BGH vom 15.9.2021 – XII ZR 60/20 –
Langfassung: www.bundesgerichtshof.de [PDF, 4 Seiten]
Anmerkungen des Berliner Mietervereins
Bei befristeten Mietverhältnissen gewährt § 550 BGB beiden Vertragsparteien eine vorzeitige Kündigung, wenn wesentliche Bestandteile des Mietvertrags nicht in Schriftform vereinbart werden. Dies gilt auch bei nachträglichen Vertragsänderungen. Hier hatten die Parteien eines Gewerbemietverhältnisses zweimal eine Mietminderung für einige Monate – zusammen für 15 Monate – vereinbart. Dies aber nur in Textform (wahrscheinlich per E-Mail), nicht aber in Schriftform durch jeweils eigenhändige Unterschriften. Der Vermieter nahm dies später zum Anlass, das befristete Mietverhältnis lange vor dessen Vertragsablauf zu kündigen.
Während des Räumungsrechtsstreits erklärten die Parteien den Rechtsstreit übereinstimmend für erledigt. Der BGH hatte nun noch über die Kosten des Rechtsstreits zu entscheiden. Er legte die Kosten des gesamten Rechtsstreits dem Vermieter auf, weil dieser mit seinem auf Räumung und Herausgabe gerichteten, auf einen Verstoß gegen die Schriftform des § 550 BGB gestützten Begehren aller Voraussicht nach nicht durchgedrungen wäre.

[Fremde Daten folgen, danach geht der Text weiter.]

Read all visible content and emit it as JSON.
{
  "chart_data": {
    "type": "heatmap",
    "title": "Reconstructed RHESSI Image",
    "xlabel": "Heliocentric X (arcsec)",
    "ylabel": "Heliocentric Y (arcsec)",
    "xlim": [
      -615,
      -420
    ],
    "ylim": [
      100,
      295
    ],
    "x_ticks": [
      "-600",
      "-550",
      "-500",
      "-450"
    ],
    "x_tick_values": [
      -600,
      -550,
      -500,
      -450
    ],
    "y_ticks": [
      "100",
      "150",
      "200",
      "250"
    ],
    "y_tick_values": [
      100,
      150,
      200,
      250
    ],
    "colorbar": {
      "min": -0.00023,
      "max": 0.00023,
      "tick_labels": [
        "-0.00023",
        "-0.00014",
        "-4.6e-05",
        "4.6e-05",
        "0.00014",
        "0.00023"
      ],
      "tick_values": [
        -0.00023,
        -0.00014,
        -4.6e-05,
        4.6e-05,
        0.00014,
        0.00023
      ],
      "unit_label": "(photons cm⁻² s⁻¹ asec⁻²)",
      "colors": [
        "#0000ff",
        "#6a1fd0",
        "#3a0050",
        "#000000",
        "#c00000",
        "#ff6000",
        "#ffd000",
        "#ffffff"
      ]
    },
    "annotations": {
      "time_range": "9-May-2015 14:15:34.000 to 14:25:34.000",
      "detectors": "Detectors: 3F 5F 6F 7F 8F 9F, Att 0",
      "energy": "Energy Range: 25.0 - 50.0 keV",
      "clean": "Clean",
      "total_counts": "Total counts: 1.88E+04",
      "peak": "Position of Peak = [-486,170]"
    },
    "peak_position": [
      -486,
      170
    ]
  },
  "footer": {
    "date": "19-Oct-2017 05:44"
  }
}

Der BGH führt aus, dass § 550 BGB den Erwerber eines Grundstücks davor schützen solle, bei Eintritt in einen Mietvertrag, dessen Bedingungen er mangels Schriftlichkeit nicht zuverlässig erkennen kann, an die vertraglichen Regelungen länger als ein Jahr gebunden zu sein. Daneben diene § 550 BGB dazu, die Beweisbarkeit langfristiger Abreden auch zwischen den ursprünglichen Vertragsparteien zu gewährleisten und diese vor der unbedachten Eingehung langfristiger Bindungen zu schützen, wobei der Gesetzgeber mit dem einen Jahr in § 550 Satz 1 BGB die Grenze benannt habe, bis zu der nicht von einer Langfristigkeit auszugehen sei.

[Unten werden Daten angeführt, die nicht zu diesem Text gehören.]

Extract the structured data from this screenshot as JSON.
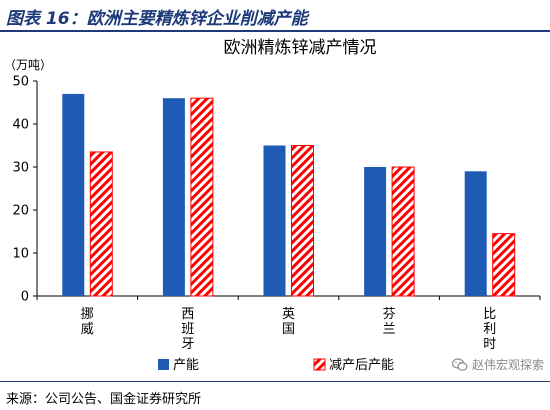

Aus diesen Gesetzeszwecken folge, dass eine Änderung auch von vertragswesentlichen Vereinbarungen wie etwa denen zur Miethöhe nur dann gemäß § 550 Satz 1 BGB schriftformbedürftig sei, wenn sie für einen ein Jahr übersteigenden Zeitraum Geltung beanspruche. Damit korrespondierend beginne die Jahresfrist des § 550 Satz 2 BGB auch erst mit Abschluss eines nicht formgerechten Änderungsvertrags, der die Schriftform des ursprünglich formwirksamen Mietvertrags entfallen lasse, so dass die Vertragsparteien einschließlich eines gegebenenfalls in den Vertrag eintretenden Erwerbers sich selbst bei Vorliegen eines Schriftformverstoßes erst nach Ablauf eines Jahres aus der vertraglichen Bindung lösen könnten.

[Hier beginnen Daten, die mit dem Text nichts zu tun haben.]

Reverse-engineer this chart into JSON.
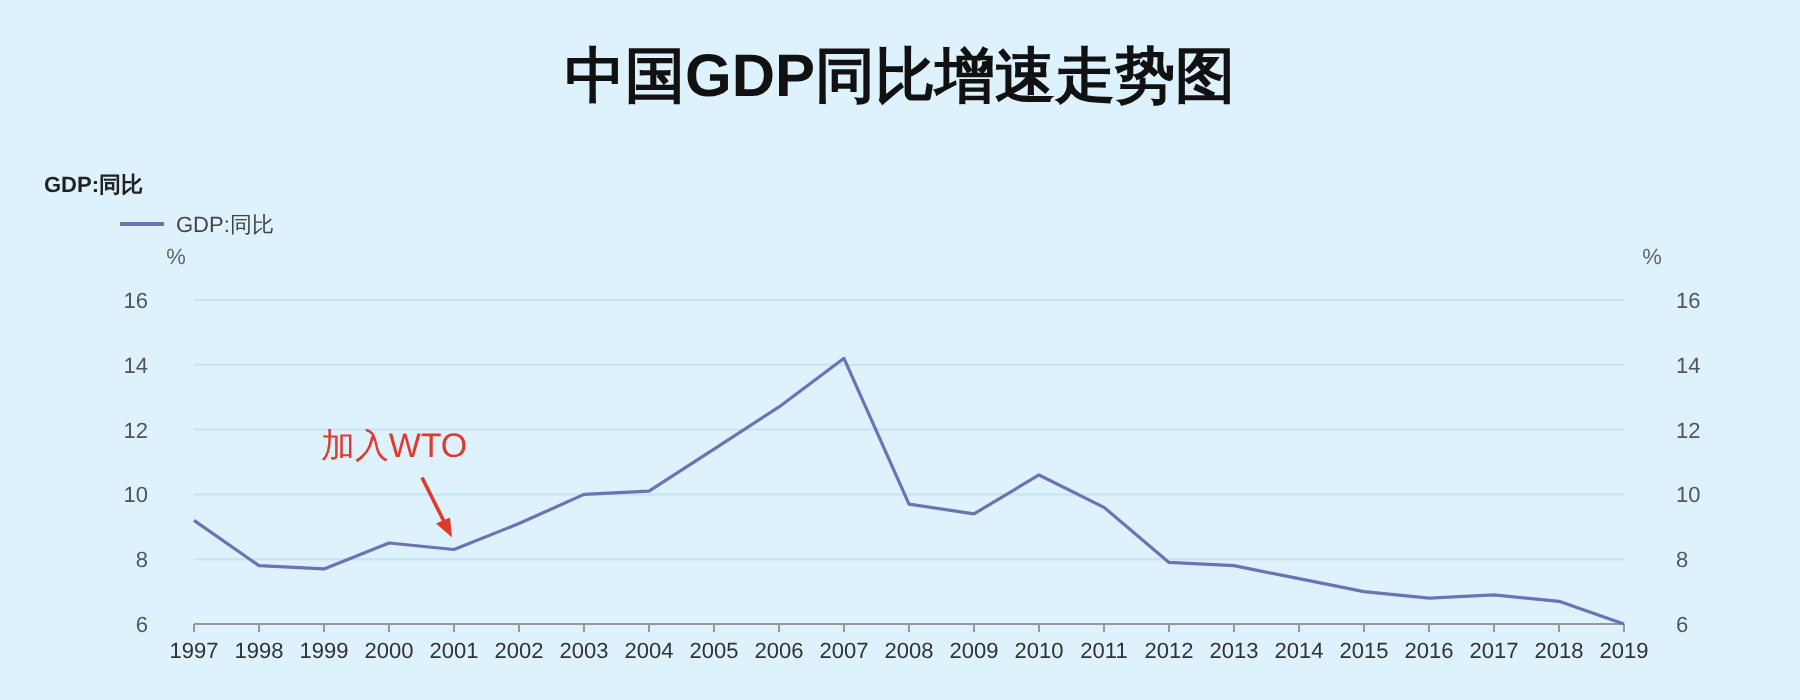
{
  "chart_data": {
    "type": "line",
    "title": "中国GDP同比增速走势图",
    "legend_title": "GDP:同比",
    "ylabel": "%",
    "y2label": "%",
    "categories": [
      "1997",
      "1998",
      "1999",
      "2000",
      "2001",
      "2002",
      "2003",
      "2004",
      "2005",
      "2006",
      "2007",
      "2008",
      "2009",
      "2010",
      "2011",
      "2012",
      "2013",
      "2014",
      "2015",
      "2016",
      "2017",
      "2018",
      "2019"
    ],
    "series": [
      {
        "name": "GDP:同比",
        "color": "#6b74b3",
        "values": [
          9.2,
          7.8,
          7.7,
          8.5,
          8.3,
          9.1,
          10.0,
          10.1,
          11.4,
          12.7,
          14.2,
          9.7,
          9.4,
          10.6,
          9.6,
          7.9,
          7.8,
          7.4,
          7.0,
          6.8,
          6.9,
          6.7,
          6.0
        ]
      }
    ],
    "ylim": [
      6,
      16
    ],
    "yticks": [
      6,
      8,
      10,
      12,
      14,
      16
    ],
    "y2lim": [
      6,
      16
    ],
    "y2ticks": [
      6,
      8,
      10,
      12,
      14,
      16
    ],
    "annotations": [
      {
        "text": "加入WTO",
        "x": "2001",
        "y": 8.3
      }
    ],
    "grid": "y",
    "legend": "top left",
    "marker": "none",
    "line_style": "solid"
  }
}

Die beiden Vereinbarungen der Mietvertragsparteien zur Minderungshöhe hätten aber jeweils eine Laufzeit von deutlich unter einem Jahr gehabt. Da die Laufzeit für die Frage der Schriftformbedürftigkeit bezogen auf die einzelne Abrede betrachtet werden müsse, weil sie die Vertragsparteien und einen eventuellen Erwerber auch nur insoweit binden konnte, sei rechtlich unerheblich, dass beide Vereinbarungen zusammen mit 15 Monaten ein Jahr überschritten. Der von dem Vermieter aus diesen Abreden abgeleitete Schriftformverstoß des bis 31.8.2020 befristeten und mit zwei jeweils fünfjährigen Verlängerungsoptionen versehenen Mietvertrags sei mithin nicht gegeben gewesen, so dass die darauf gestützte ordentliche Kündigung des Vermieters und das mit der Klage verfolgte Räumungs- und Herausgabebegehren unberechtigt waren.